Jokic was the first center to win the award since 2000 when Shaquille O’Neal earned it for the Los Angeles Lakers. Embiid is trying to be the first player to lead the Sixers to a title since 1983 when another center, Moses Malone, helped Philadelphia sweep the Lakers out of the Finals, coming through on his “Fo’, fo’ and fo'” declaration.

And he’s trying to do it without two healthy knees. Embiid was listed as questionable leading up to tipoff, as he’s still recovering from a torn meniscus in his right knee that he suffered in the first round against Washington.

“No excuses,” said Tobias Harris when asked about Embiid’s mindset. “He understands that. This is the playoffs. The way the NBA season was, I don’t think anybody is 100%. So, when he steps on the floor, he has that attitude and that mentality that it’s, ‘win.’

“As a whole group, we all have that tonight, but tonight, you just saw the dominance of him as a player.”

Harris also said Embiid’s defense was instrumental in keeping Trae Young in check in Philadelphia’s pick-and-roll coverages. The Hawks guard finished with 21 points on 6-for-16 shooting, 11 assists and four turnovers after controlling Game 1 with 35 points and 10 dimes.

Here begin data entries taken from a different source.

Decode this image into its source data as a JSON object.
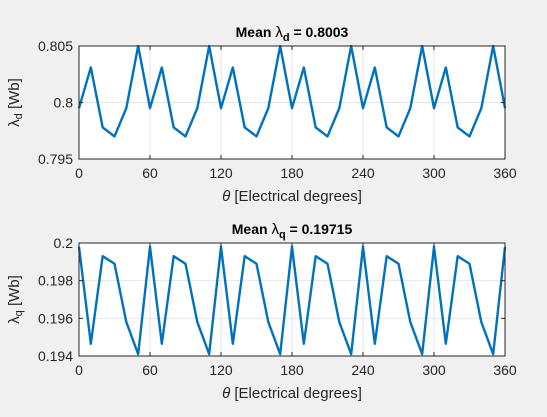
{
  "chart_data": [
    {
      "type": "line",
      "title_prefix": "Mean ",
      "title_symbol": "λ",
      "title_subscript": "d",
      "title_suffix": " = 0.8003",
      "ylabel_symbol": "λ",
      "ylabel_subscript": "d",
      "ylabel_suffix": " [Wb]",
      "xlabel_symbol": "θ",
      "xlabel_suffix": " [Electrical degrees]",
      "xlim": [
        0,
        360
      ],
      "ylim": [
        0.795,
        0.805
      ],
      "xticks": [
        0,
        60,
        120,
        180,
        240,
        300,
        360
      ],
      "xtick_labels": [
        "0",
        "60",
        "120",
        "180",
        "240",
        "300",
        "360"
      ],
      "yticks": [
        0.795,
        0.8,
        0.805
      ],
      "ytick_labels": [
        "0.795",
        "0.8",
        "0.805"
      ],
      "grid": true,
      "series": [
        {
          "color": "#0072bd",
          "x": [
            0,
            10,
            20,
            30,
            40,
            50,
            60,
            70,
            80,
            90,
            100,
            110,
            120,
            130,
            140,
            150,
            160,
            170,
            180,
            190,
            200,
            210,
            220,
            230,
            240,
            250,
            260,
            270,
            280,
            290,
            300,
            310,
            320,
            330,
            340,
            350,
            360
          ],
          "values": [
            0.7995,
            0.8031,
            0.7978,
            0.797,
            0.7995,
            0.805,
            0.7995,
            0.8031,
            0.7978,
            0.797,
            0.7995,
            0.805,
            0.7995,
            0.8031,
            0.7978,
            0.797,
            0.7995,
            0.805,
            0.7995,
            0.8031,
            0.7978,
            0.797,
            0.7995,
            0.805,
            0.7995,
            0.8031,
            0.7978,
            0.797,
            0.7995,
            0.805,
            0.7995,
            0.8031,
            0.7978,
            0.797,
            0.7995,
            0.805,
            0.7995
          ]
        }
      ]
    },
    {
      "type": "line",
      "title_prefix": "Mean ",
      "title_symbol": "λ",
      "title_subscript": "q",
      "title_suffix": " = 0.19715",
      "ylabel_symbol": "λ",
      "ylabel_subscript": "q",
      "ylabel_suffix": " [Wb]",
      "xlabel_symbol": "θ",
      "xlabel_suffix": " [Electrical degrees]",
      "xlim": [
        0,
        360
      ],
      "ylim": [
        0.194,
        0.2
      ],
      "xticks": [
        0,
        60,
        120,
        180,
        240,
        300,
        360
      ],
      "xtick_labels": [
        "0",
        "60",
        "120",
        "180",
        "240",
        "300",
        "360"
      ],
      "yticks": [
        0.194,
        0.196,
        0.198,
        0.2
      ],
      "ytick_labels": [
        "0.194",
        "0.196",
        "0.198",
        "0.2"
      ],
      "grid": true,
      "series": [
        {
          "color": "#0072bd",
          "x": [
            0,
            10,
            20,
            30,
            40,
            50,
            60,
            70,
            80,
            90,
            100,
            110,
            120,
            130,
            140,
            150,
            160,
            170,
            180,
            190,
            200,
            210,
            220,
            230,
            240,
            250,
            260,
            270,
            280,
            290,
            300,
            310,
            320,
            330,
            340,
            350,
            360
          ],
          "values": [
            0.1998,
            0.19465,
            0.1993,
            0.1989,
            0.1958,
            0.1941,
            0.1998,
            0.19465,
            0.1993,
            0.1989,
            0.1958,
            0.1941,
            0.1998,
            0.19465,
            0.1993,
            0.1989,
            0.1958,
            0.1941,
            0.1998,
            0.19465,
            0.1993,
            0.1989,
            0.1958,
            0.1941,
            0.1998,
            0.19465,
            0.1993,
            0.1989,
            0.1958,
            0.1941,
            0.1998,
            0.19465,
            0.1993,
            0.1989,
            0.1958,
            0.1941,
            0.1998
          ]
        }
      ]
    }
  ]
}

“I’m trying to do the best I can, limited movement and all. I’m trying to be a better presence around the rim. Obviously not being 100% doesn’t help, but tonight I just wanted to be big,” Embiid said. “It’s tough because if I come up, they throw the lob. If I stay back, it goes with that floater.”

Beyond his 7-foot, 280-pound frame taking up Young’s room to roam, Embiid — known for his clever comebacks — tried to outwit the Hawks’ offense.

“Playing a game, you can call that, of cat and mouse,” he said. “Faking and going back. Just trying to keep them guessing.”

Embiid also had a pretty good hunch of his own before the game when he approached Sixers backup guard Shake Milton, who had just 17 total points in the postseason on 4-for-19 shooting coming into Tuesday.

“For some reason, I felt like he was going to be needed, so I told him before the game to get ready,” Embiid said.

Milton would go on to score 14 points on 5-for-8 shooting — even outscoring Young 14-10 in the second half — to help Philly break it open. He also helped erase the damage done by the Hawks’ bench in the first half when Atlanta’s reserves, led by Kevin Huerter (20 points on 8-for-10 shooting), outscored the Sixers’ subs 32-0.

“I love all these guys,” Embiid said. “[Milton is] one of them and I believe in all of them because I want to win it all, and I’m going to need them to do so. So I’m extremely happy for him.”

Embiid’s coach, Doc Rivers, was happy for the big man, knowing the look of an MVP performance when he sees one.

“It was awesome,” Rivers said. “I remember being on the other side of the night that David Robinson got the MVP and we had to play [Hakeem] Olajuwon. I was on that Spur team.”

Robinson received the trophy at center court before Game 2 of the Western Conference Finals back in 1995. Then Olajuwon put up 41 points and 16 rebounds and the Rockets won by 10.

“That didn’t go well for us,” Rivers said. “Tonight, you felt like that was Joel. He was that magnificent.”